Yves-François Blanchet est devenu officiellement le chef du Bloc québécois et nous ne pouvons que saluer son courage de se lancer dans la mêlée politique avec un véhicule qui a passablement été accidenté au cours des derniers mois. Ses talents de communicateur et sa maîtrise du véhicule ne lui suffiront toutefois pas pour ramener le Bloc dans le peloton de tête. Une chicane provinciale-fédérale lui serait d’une précieuse aide et François Legault apparaissait la lui fournir après son tête-à-tête avec Justin Trudeau.
L’ancien paneliste des ex à Radio-Canada assume un pari plutôt risqué en renonçant à une rémunération avantageuse pour participer à une aventure politique qui ne paie pas d’évidence. Il reflète là un mélange de folie et de passion qui anime les vrais hommes politiques prêts à sacrifier leur confort pour embrasser la cause qui leur tient à cœur. Ne serait-ce que pour cette abnégation, il mérite que les électeurs lui fassent un meilleur sort tout comme l’aurait mérité Gilles Duceppe à la dernière élection fédérale.
Malheureusement, la politique partisane est un sport de combat qui laisse peu de place à la compassion et encore moins dans un monde où l’individualisme est triomphant. L’électorat s’avère de plus en plus volatil et de moins en moins fidèle à l’intérêt collectif avec une multitude toujours grandissante de citoyens accaparés par leurs doléances et leurs besoins personnels à l’égard des partis politiques. Dans un tel environnement, la cause indépendantiste éprouvera de plus en plus de difficultés à se frayer un passage si les obstacles fédéraux à notre développement socioéconomique ne sont pas mis en évidence par les dirigeants québécois.
Il sera intéressant au cours des prochains mois de voir jusqu’où s’exprimera le nationalisme de François Legault et de la CAQ et comment Justin Trudeau et les libéraux fédéraux s’en accommoderont.
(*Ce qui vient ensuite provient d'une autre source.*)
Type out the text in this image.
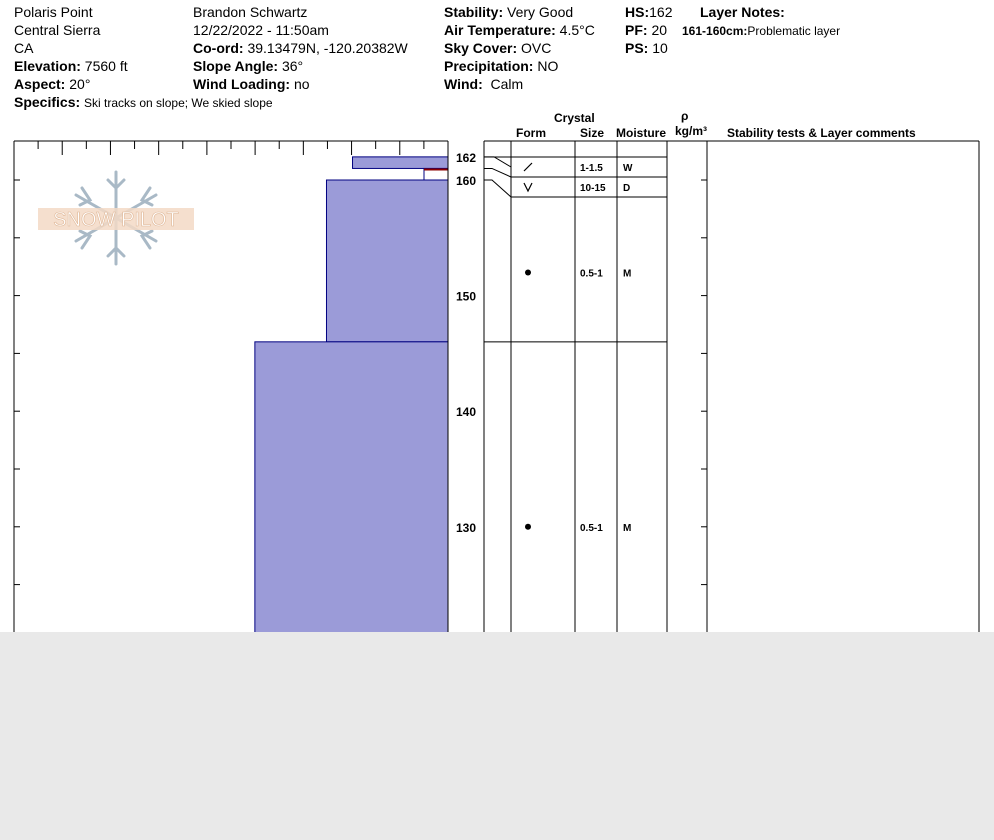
Polaris Point
Central Sierra
CA
Elevation: 7560 ft
Aspect: 20°
Specifics: Ski tracks on slope; We skied slope
Brandon Schwartz
12/22/2022 - 11:50am
Co-ord: 39.13479N, -120.20382W
Slope Angle: 36°
Wind Loading: no
Stability: Very Good
Air Temperature: 4.5°C
Sky Cover: OVC
Precipitation: NO
Wind: Calm
HS:162
PF: 20
PS: 10
Layer Notes:
161-160cm:Problematic layer
Crystal
Form	Size Moisture
ρ
kg/m³ Stability tests & Layer comments
SNOW PILOT
130
140
150
160
162
1-1.5 W
10-15 D
0.5-1 M
0.5-1 M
Dans l’hypothèse où le gouvernement canadien fléchirait devant les demandes du Québec en regard de l’immigration, du rapport d’impôt unique, des justes compensations financières pour les réfugiés et des infrastructures de transport en commun, la situation laisserait très peu place en piste au Bloc pour qu’il puisse légitimement prétendre à la défense des intérêts du Québec et encore moins à la nécessité de l’indépendance. Le gouvernement Legault apparaîtrait ainsi comme un rempart suffisant dans la protection des aspirations québécoises en ayant su faire retraiter le fédéral sur des points qui tiennent à cœur à une majorité de Québécois.
Si Justin Trudeau affichait l’arrogance manifestée à l’égard des demandes traditionnelles du Québec comme dans ses premières années de mandat et fermait la porte aux demandes raisonnables, il fournirait alors un impressionnant réservoir de carburant à l’écurie du Bloc et à son nouveau pilote. Son comportement, après le point de presse de François Legault au sortir de leur tête-à-tête, ne semblait pas ouvrir la voie à cette perspective. Au contraire, face à l’impatience du premier ministre Legault, le premier ministre canadien a préféré mettre l’accent sur le parcours positif de sa rencontre avec le chef de l’exécutif québécois et sa hâte de poursuivre la course avec lui.
Le Bloc est en dernière position avec les Néo-démocrates sur la grille de départ, il lui reste à espérer que les multiples tours de piste jusqu’à l’arrivée lui donneront l’occasion de se remonter dans le peloton de tête.